425 pontos de venda permanecerão abertos e 45 mil empregos serão preservados. Números pequenos em comparação com o passado glorioso da Sears que, num dos melhores momentos da sua história, contava com 355 mil funcionários e 3.500 pontos de venda. Mas, com o passar dos anos, os consumidores começaram a migrar para os grandes armazéns e, para a Sears, as consequências foram grandes: desde o início da década, a empresa acumulou perdas de mais de 10 mil milhões de dólares.

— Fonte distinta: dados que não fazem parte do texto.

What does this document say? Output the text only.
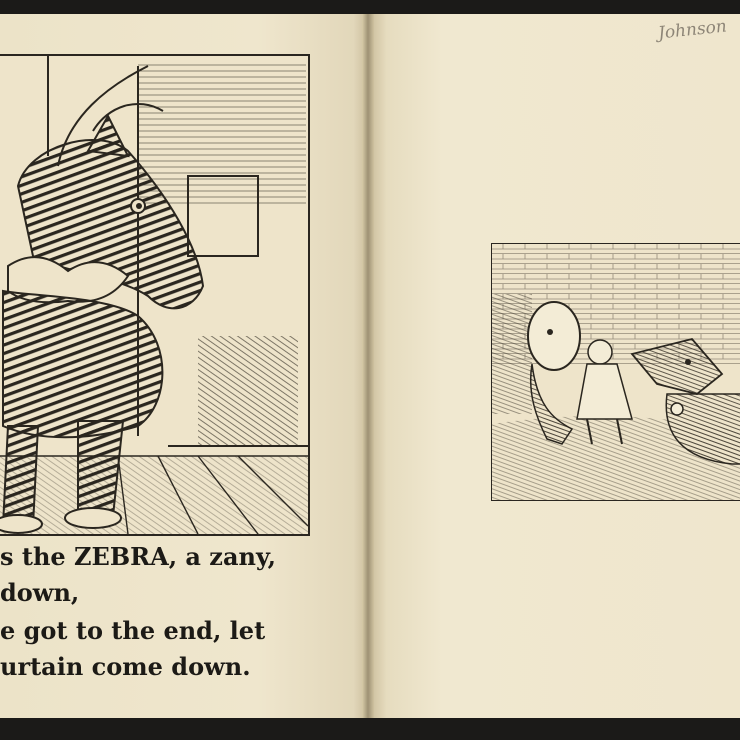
s the ZEBRA, a zany,
down,
e got to the end, let
urtain come down.
Johnson
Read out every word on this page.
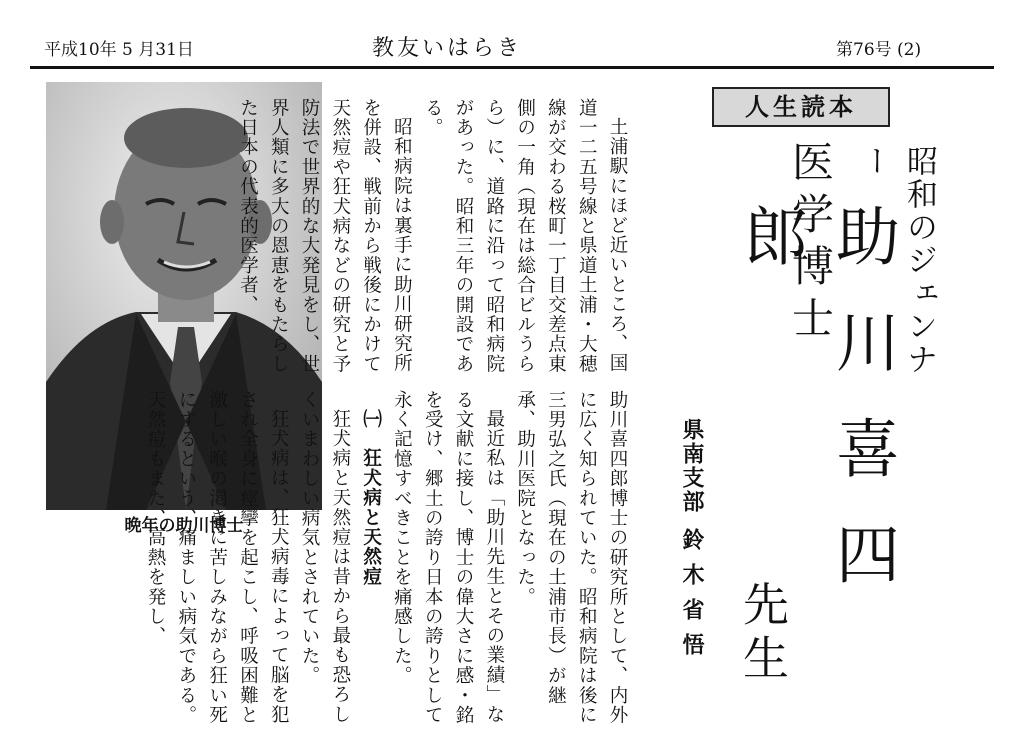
平成10年 5 月31日	教友いはらき	第76号 (2)
晩年の助川博士

土浦駅にほど近いところ、国道一二五号線と県道土浦・大穂線が交わる桜町一丁目交差点東側の一角（現在は総合ビルうらら）に、道路に沿って昭和病院があった。昭和三年の開設である。

昭和病院は裏手に助川研究所を併設、戦前から戦後にかけて天然痘や狂犬病などの研究と予防法で世界的な大発見をし、世界人類に多大の恩恵をもたらした日本の代表的医学者、

助川喜四郎博士の研究所として、内外に広く知られていた。昭和病院は後に三男弘之氏（現在の土浦市長）が継承、助川医院となった。

最近私は「助川先生とその業績」なる文献に接し、博士の偉大さに感・銘を受け、郷土の誇り日本の誇りとして永く記憶すべきことを痛感した。

㈠　狂犬病と天然痘

狂犬病と天然痘は昔から最も恐ろしくいまわしい病気とされていた。

狂犬病は、狂犬病毒によって脳を犯され全身に痙攣を起こし、呼吸困難と激しい喉の渇きに苦しみながら狂い死にするという、痛ましい病気である。天然痘もまた、高熱を発し、

人生読本
昭和のジェンナー
医学博士
助川喜四郎
先生
県南支部
鈴木省悟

Um ícone do retalho americano durante a maior parte do século XX, em 1880, a Sears era uma versão inicial da Amazon: vendia de tudo para todos através dos seus catálogos entregues nos lares americanos. Livros de mil páginas nos quais era possível encontrar praticamente tudo, até ópio e cocaína durante um determinado período.

Nos seus 125 anos de história, a empresa foi pioneira no lançamento de marcas que ainda hoje são protagonistas do mercado e, após a Segunda Guerra Mundial, abriu caminho para o boom dos centros comerciais e foi a primeira rede a introduzir estacionamento nos seus pontos de venda, além de ter sido também a primeira a abrir aos domingos.

As primeiras dificuldades da Sears surgiram nas décadas de 70 e 80, com a ascensão da Walmart e da Costco, das quais não se conseguiu defender. Depois veio a revolução da Amazon, que a derrubou.